Futures Market

Use 2021 to challenge your agribusiness

Despite the ordeal we went through during the-year-that-shall-not-be-named, everyone has an extra spring in their step in the first month of a new year.

And why shouldn’t we? It’s a fresh start, at least for our personal and maybe professional growth. Although we’re still in the midst of a rough spot, it’s safe to say we all, along with our respective industries, have learned quite a bit.

I sure have!

With that in mind, I think it’s a ripe opportunity to discuss how we can take that and channel it in a way that’s very productive – challenging and growing our agribusinesses.

This marks my first full year as a full-time self-employed small business owner. Of late, I’ve expanded my professional skills extensively. To accommodate that, I have quite the list of goals I’d love to accomplish over the next 12 months.

As such, I thought I’d share some of what ideas and mindsets are helping me follow through with them.

Make the most of our changing world

Agriculture is getting more comfortable with being uncomfortable. That is, we are becoming more accepting of change, difficult it may be, for a long-term success.

Agworld had a phenomenal article on just how COVID has changed the way ag does business. In it, author Ryan Humpert explains how the pandemic pushed faster adoption and development of technology that connects people without being face to face.

As I type this, I am in the midst of attending the American Farm Bureau Federation’s first all-virtual convention. Aptly enough the theme is “Strong Together” – which sounds ironic at a first pass considering we are quite literally apart as we meet. Yet, a virtual platform allows more members and non-members to participate who would otherwise have been unable.

Another thing that’s changed is human behavior, consider how e-commerce has been forever changed. Now is the time for agribusinesses to keep pushing forward with these changing tides.

The moral of the story? Network, network, network! I’ve increased my online presence substantially and taken advantage of so many opportunities.

In spite of the pandemic, I’m meeting more people in a professional capacity than I ever have before!

Pace yourself – even when it’s uncomfortable

Along the spectrum of our professional culture is the promotion of workaholism and continual progress. I think the internet has been both blessing and curse in this regard.

Yes, the internet has made it possible to do whatever wherever, but it also makes it that much more difficult to leave work at work.

This is increasingly difficult as we find ourselves side-eyeing those daunting New Year’s resolutions and goals this first month. I am as guilty of this as anyone else, but because I recognize the danger, I feel I am more able to avoid it.

I’ve come to realize every week doesn’t need to one up the last to be successful. Some months you may struggle just to complete all your projects and others you blow past your goals. And that’s ok! The career journey isn’t a straight line, it has highs, lows, dips and curves.

Be accountable

There’s a whole lot of little things that influence if we achieve our goals or not. But there is one thing that without, success is absolutely impossible. This common denominator is the goal setter.

In general, I find self-accountability to be a dying art in our society. But it’s such an important life and professional skill, and I think on New Year’s resolutions are an excellent way to work on this.

What are ways to hold yourself accountable, especially when you’ve set ambitious goals for yourself and your business?

You’ve likely heard how important it is to write down goals.
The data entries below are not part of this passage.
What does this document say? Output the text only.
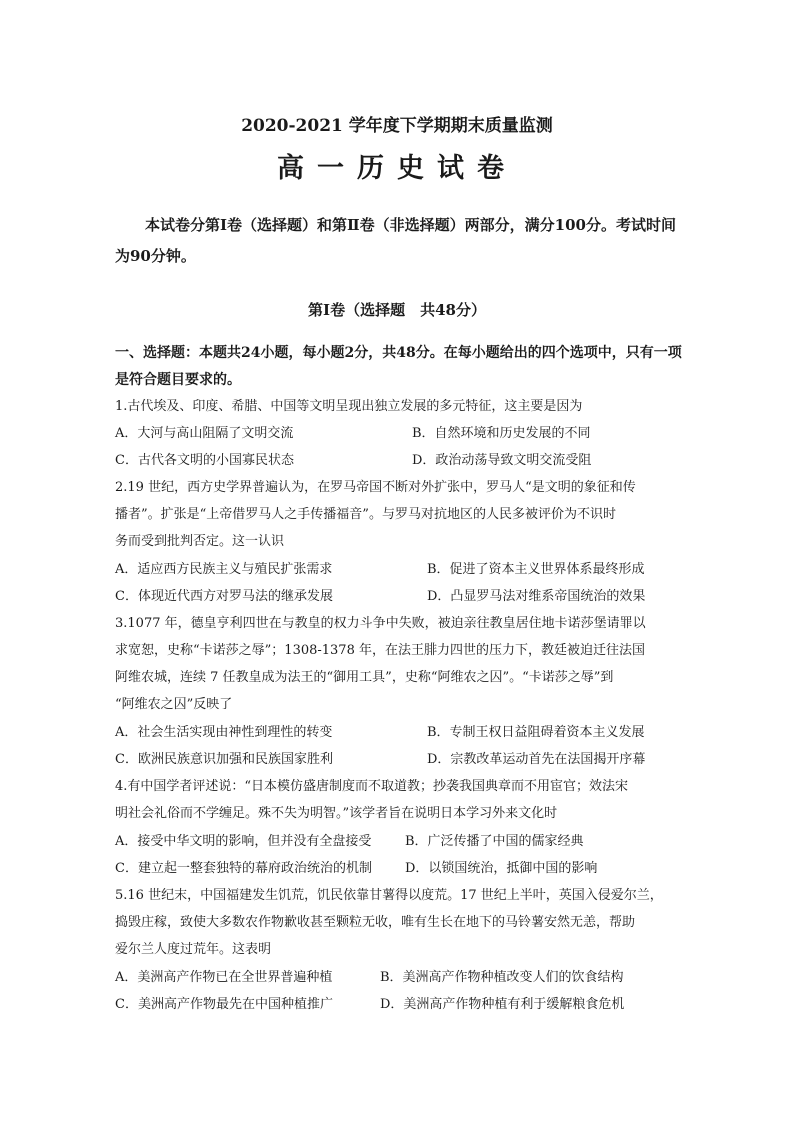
2020-2021 学年度下学期期末质量监测
高一历史试卷
本试卷分第Ⅰ卷（选择题）和第Ⅱ卷（非选择题）两部分，满分100分。考试时间为90分钟。
第Ⅰ卷（选择题　共48分）
一、选择题：本题共24小题，每小题2分，共48分。在每小题给出的四个选项中，只有一项是符合题目要求的。
1.古代埃及、印度、希腊、中国等文明呈现出独立发展的多元特征，这主要是因为
A．大河与高山阻隔了文明交流	B．自然环境和历史发展的不同
C．古代各文明的小国寡民状态	D．政治动荡导致文明交流受阻
2.19 世纪，西方史学界普遍认为，在罗马帝国不断对外扩张中，罗马人“是文明的象征和传
播者”。扩张是“上帝借罗马人之手传播福音”。与罗马对抗地区的人民多被评价为不识时
务而受到批判否定。这一认识
A．适应西方民族主义与殖民扩张需求	B．促进了资本主义世界体系最终形成
C．体现近代西方对罗马法的继承发展	D．凸显罗马法对维系帝国统治的效果
3.1077 年，德皇亨利四世在与教皇的权力斗争中失败，被迫亲往教皇居住地卡诺莎堡请罪以
求宽恕，史称“卡诺莎之辱”；1308-1378 年，在法王腓力四世的压力下，教廷被迫迁往法国
阿维农城，连续 7 任教皇成为法王的“御用工具”，史称“阿维农之囚”。“卡诺莎之辱”到
“阿维农之囚”反映了
A．社会生活实现由神性到理性的转变	B．专制王权日益阻碍着资本主义发展
C．欧洲民族意识加强和民族国家胜利	D．宗教改革运动首先在法国揭开序幕
4.有中国学者评述说：“日本模仿盛唐制度而不取道教；抄袭我国典章而不用宦官；效法宋
明社会礼俗而不学缠足。殊不失为明智。”该学者旨在说明日本学习外来文化时
A．接受中华文明的影响，但并没有全盘接受	B．广泛传播了中国的儒家经典
C．建立起一整套独特的幕府政治统治的机制	D．以锁国统治，抵御中国的影响
5.16 世纪末，中国福建发生饥荒，饥民依靠甘薯得以度荒。17 世纪上半叶，英国入侵爱尔兰，
捣毁庄稼，致使大多数农作物歉收甚至颗粒无收，唯有生长在地下的马铃薯安然无恙，帮助
爱尔兰人度过荒年。这表明
A．美洲高产作物已在全世界普遍种植	B．美洲高产作物种植改变人们的饮食结构
C．美洲高产作物最先在中国种植推广	D．美洲高产作物种植有利于缓解粮食危机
They say written goals are 42% more likely to be achieved compared to those that are not.

But writing something down in a notebook and never looking at it again does nothing. I usually write down overarching goals to heads up a list of individual tasks necessary to accomplish them.

Even if you don’t reach your self-set goal deadlines, that’s okay! If you can track progress and keep them in front of you, you’re more likely to accomplish them even if progress is slower than expected.

Speaking of getting things done, this may sound a bit weird, but I encourage you to annoy yourself. Seriously.

Whenever I have something I’m dragging my feet on, I put a reminder on my phone that will pop up when I anticipate a lull in my day. I don’t delete them until the task is completely. I just put it to “remind me tomorrow” after I’ve done part of it for the day. That way, I’ll be reminded on a daily basis until it’s done.

Hoping you’ve all set impressive goals in the new year. Let’s make it one for the books in 2021!